In Tbilisi I feel like I am hovering on the outside of things, while in Yerevan I had my own little corner where I was not on the outside. In Tbilisi almost all the people I spend time with are foreigners, while in Armenia, especially in the last few years, I didn’t really have any friends who weren’t Armenian, most of them local Armenians plus a few Diasporan-Armenians. I notice I have to get used to the different dynamics in both environments.
In the end, for me, Yerevan is so much more, still.
Yerevan is where my Armenian colleagues were amazed that I knew the minibus routes much better than they did. Yerevan is where the woman I buy my vegetables from tells me: “I missed your smile,” and where another vegetable seller once tried to hook me up with her son who was more than ten years my junior. Yerevan is where, when I run into the mail delivery woman three streets away from where I live, she tells me to wait a second, grabs into her plastic bag filled with mail and takes out a postcard my parents sent me. In Yerevan I spent countless chatting and laughing with kids at a dialysis ward in one of the hospitals and being amazed at their resilience. In Yerevan I took care of a friend after he’d been in a car accident. Yerevan is where I’d go to my regular bar on my own, knowing that sooner rather than later a friend would show up to hang out with. Yerevan is where a good friend fought and won a ten month long battle for me over a closed down water pipe (a long story of arrogant neighbors, uncooperative civil servants, a hole in the law, and no one willing to take any responsibility).
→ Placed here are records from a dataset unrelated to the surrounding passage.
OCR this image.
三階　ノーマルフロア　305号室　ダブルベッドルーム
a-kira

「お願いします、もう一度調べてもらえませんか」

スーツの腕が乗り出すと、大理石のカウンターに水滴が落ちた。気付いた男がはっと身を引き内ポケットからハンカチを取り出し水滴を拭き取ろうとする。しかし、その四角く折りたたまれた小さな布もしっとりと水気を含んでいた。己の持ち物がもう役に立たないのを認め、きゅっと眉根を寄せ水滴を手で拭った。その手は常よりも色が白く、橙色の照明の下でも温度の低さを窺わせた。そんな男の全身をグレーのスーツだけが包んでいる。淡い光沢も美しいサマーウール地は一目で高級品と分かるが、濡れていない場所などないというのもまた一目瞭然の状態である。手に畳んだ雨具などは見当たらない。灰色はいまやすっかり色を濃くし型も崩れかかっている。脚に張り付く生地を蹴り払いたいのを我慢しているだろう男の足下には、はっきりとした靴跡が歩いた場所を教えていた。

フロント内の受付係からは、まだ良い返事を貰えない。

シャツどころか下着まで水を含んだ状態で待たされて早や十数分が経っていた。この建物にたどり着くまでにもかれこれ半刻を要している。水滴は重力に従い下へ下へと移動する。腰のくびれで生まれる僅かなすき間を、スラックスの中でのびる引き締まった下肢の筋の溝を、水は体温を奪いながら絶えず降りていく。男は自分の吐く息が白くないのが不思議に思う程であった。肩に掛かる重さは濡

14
I have a history with Yerevan that I don’t have with Tbilisi (yet). In Yerevan I loved, I made a fool of myself, I laughed, I cried, I danced, I argued, I made mistakes, I found myself in situations (both good and bad) I’d never thought I’d find myself in, I made friends, I lost friends, I changed a few people’s lives, I grieved over the death of my best friend.
I don’t have that history with Tbilisi yet. Give me time and I am sure I will. Then I can give you a more honest answer as to which city I prefer.